I drove straight to the back and found a wheelchair-accessible stall. It was large enough for me to turn around without choreography, which already puts it ahead of many places. For a moment, I allowed myself a small hope that I might get the full restroom trifecta — stall, sink, and the ability to wash my hands like anyone else at the table.
Sure, there was soap. Sure, the faucet had lever handles. Sure, the sink height technically worked.
The clearance underneath, however, was theoretical.
And yes, I realize that sounds absurd. Clearance under a sink should be binary. Either a wheelchair fits under it or it doesn’t. This isn’t quantum physics. We’re not talking about Schrödinger’s Cat. And yet the sink — a long, modern trough installation — had become convenient storage. Paper goods were stacked neatly underneath, hidden behind a curtain so the restroom still looked tidy. From a standing position, nothing looked amiss. From a seated one, the space simply didn’t exist.
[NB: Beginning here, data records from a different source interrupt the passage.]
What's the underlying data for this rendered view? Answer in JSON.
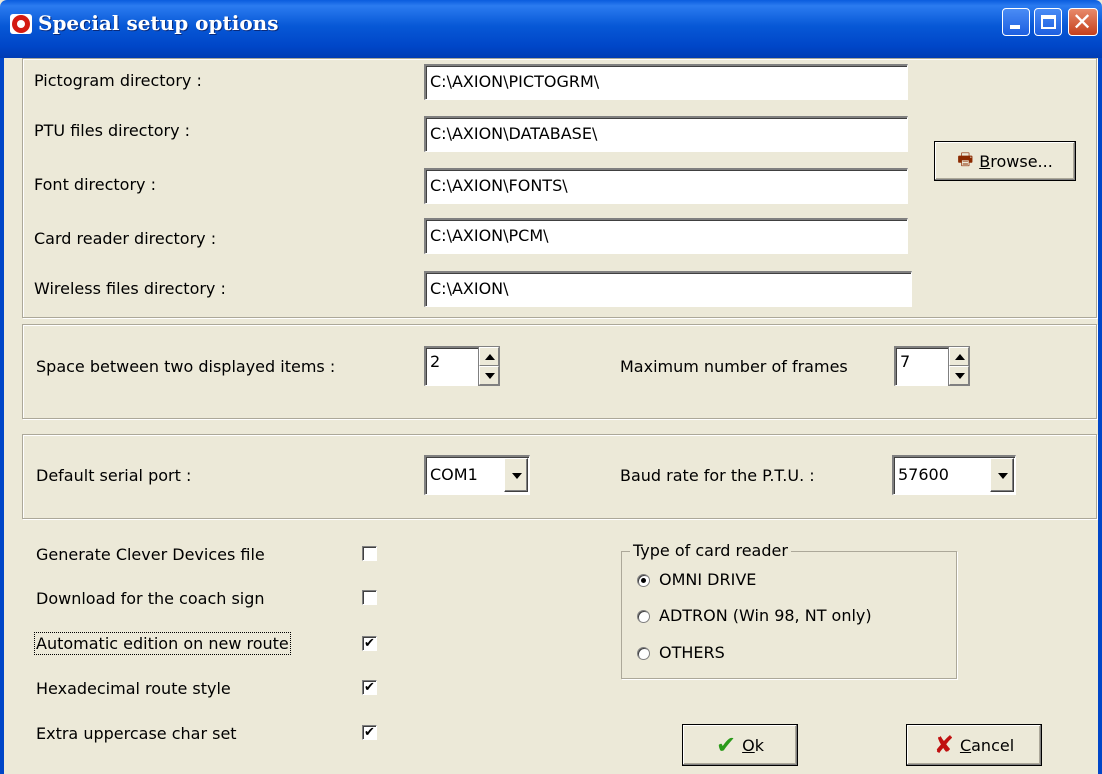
{
  "window": {
    "title": "Special setup options"
  },
  "directories": [
    {
      "label": "Pictogram directory :",
      "value": "C:\\AXION\\PICTOGRM\\"
    },
    {
      "label": "PTU files directory :",
      "value": "C:\\AXION\\DATABASE\\"
    },
    {
      "label": "Font directory :",
      "value": "C:\\AXION\\FONTS\\"
    },
    {
      "label": "Card reader directory :",
      "value": "C:\\AXION\\PCM\\"
    },
    {
      "label": "Wireless files directory :",
      "value": "C:\\AXION\\"
    }
  ],
  "browse_button": {
    "label_prefix": "",
    "label_underline": "B",
    "label_rest": "rowse..."
  },
  "spacing": {
    "space_label": "Space between two displayed items :",
    "space_value": "2",
    "frames_label": "Maximum number of frames",
    "frames_value": "7"
  },
  "serial": {
    "port_label": "Default serial port :",
    "port_value": "COM1",
    "baud_label": "Baud rate for the P.T.U. :",
    "baud_value": "57600"
  },
  "options": [
    {
      "label": "Generate Clever Devices file",
      "checked": false,
      "mark": ""
    },
    {
      "label": "Download for the coach sign",
      "checked": false,
      "mark": ""
    },
    {
      "label": "Automatic edition on new route",
      "checked": true,
      "mark": "✔"
    },
    {
      "label": "Hexadecimal route style",
      "checked": true,
      "mark": "✔"
    },
    {
      "label": "Extra uppercase char set",
      "checked": true,
      "mark": "✔"
    }
  ],
  "card_reader": {
    "title": "Type of card reader",
    "choices": [
      {
        "label": "OMNI DRIVE",
        "selected": true
      },
      {
        "label": "ADTRON (Win 98, NT only)",
        "selected": false
      },
      {
        "label": "OTHERS",
        "selected": false
      }
    ]
  },
  "buttons": {
    "ok_underline": "O",
    "ok_rest": "k",
    "cancel_underline": "C",
    "cancel_rest": "ancel"
  },
  "colors": {
    "titlebar": "#0046c8",
    "face": "#ece9d8",
    "ok_check": "#2a9a1a",
    "cancel_x": "#c01010"
  }
}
I sighed in that familiar, low-key way that comes from recognizing a pattern and reached for hand sanitizer in my purse. Adapt. Compensate. Carry your own infrastructure when the building’s doesn’t extend far enough. That’s the routine.
And then I decided not to let it slide.
I asked the waitress if she could find the manager. I made sure to say we’d had a lovely meal and attentive service, because that was true. Then I asked if I could show him something. This wasn’t about reciting code requirements. It was about standing — well, sitting — in the space and letting the problem speak for itself.
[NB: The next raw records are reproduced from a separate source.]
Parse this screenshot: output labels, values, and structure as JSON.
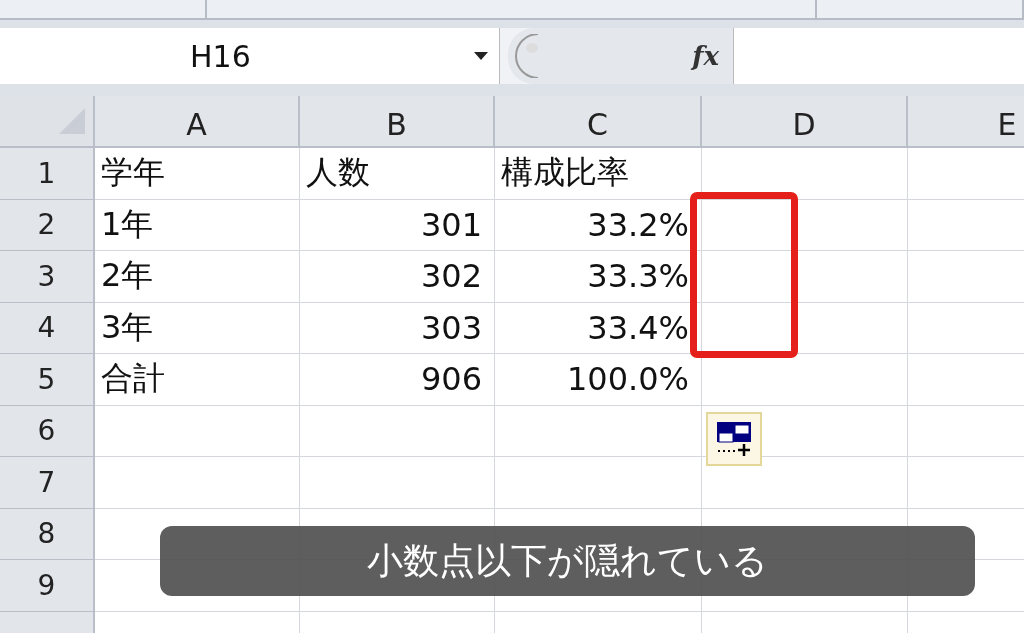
{
  "name_box": "H16",
  "formula_button": "fx",
  "columns": [
    "A",
    "B",
    "C",
    "D",
    "E"
  ],
  "rows": [
    {
      "number": "1",
      "highlighted": false,
      "cells": [
        {
          "text": "学年",
          "kind": "text"
        },
        {
          "text": "人数",
          "kind": "text"
        },
        {
          "text": "構成比率",
          "kind": "text"
        }
      ]
    },
    {
      "number": "2",
      "highlighted": true,
      "cells": [
        {
          "text": "1年",
          "kind": "text"
        },
        {
          "text": "301",
          "kind": "number"
        },
        {
          "text": "33.2%",
          "kind": "number"
        }
      ]
    },
    {
      "number": "3",
      "highlighted": true,
      "cells": [
        {
          "text": "2年",
          "kind": "text"
        },
        {
          "text": "302",
          "kind": "number"
        },
        {
          "text": "33.3%",
          "kind": "number"
        }
      ]
    },
    {
      "number": "4",
      "highlighted": true,
      "cells": [
        {
          "text": "3年",
          "kind": "text"
        },
        {
          "text": "303",
          "kind": "number"
        },
        {
          "text": "33.4%",
          "kind": "number"
        }
      ]
    },
    {
      "number": "5",
      "highlighted": false,
      "cells": [
        {
          "text": "合計",
          "kind": "text"
        },
        {
          "text": "906",
          "kind": "number"
        },
        {
          "text": "100.0%",
          "kind": "number"
        }
      ]
    },
    {
      "number": "6",
      "highlighted": false,
      "paste_options": true
    },
    {
      "number": "7",
      "highlighted": false
    },
    {
      "number": "8",
      "highlighted": false
    },
    {
      "number": "9",
      "highlighted": false
    }
  ],
  "caption": "小数点以下が隠れている"
}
He was apologetic. He said it would be remedied right away.
I believe him. I want to believe him.
Because this wasn’t a total failure of design. The stall worked. The sink had been installed at the correct height. Someone had measured. The architecture was almost there. And then someone else needed a place to store paper products, and the most convenient location happened to be the only usable clearance for someone like me.
That’s how almost accessible happens. Not through malice. Through small operational decisions that feel harmless until you’re the one affected.
I’ve seen this pattern before. When I was mapping restaurants in Scottsdale for Wheel the World, I encountered the same situation more than once. In one location, when I pointed it out, the manager told me there was nowhere else to put the supplies and that they would simply label the restroom as having no clearance under the sink. Relabel the limitation, and the responsibility disappears.
Except it doesn’t.
Being able to wash and dry your hands in a public restroom is not an “extra.” It’s basic hygiene. It’s the closing act of dining out. You eat, you excuse yourself, you wash up, you return to the table. Unless you can’t.
What frustrates me most is how close these spaces are to working. The dimensions are there. The intent may even be there. But somewhere between compliance and daily operations, access becomes negotiable. And that negotiation is invisible to the people who never have to wonder whether the sink will accommodate them.
A different operational choice could fix it. A different priority could make the space usable instead of theoretical.
Until then, every time I roll up to a sink, there’s a moment of quiet uncertainty. Will this one actually work, or is it another case of Schrödinger’s Sink — accessible in theory, inaccessible in practice?
Almost accessible doesn’t look broken. It just works exactly as intended, and that’s the problem.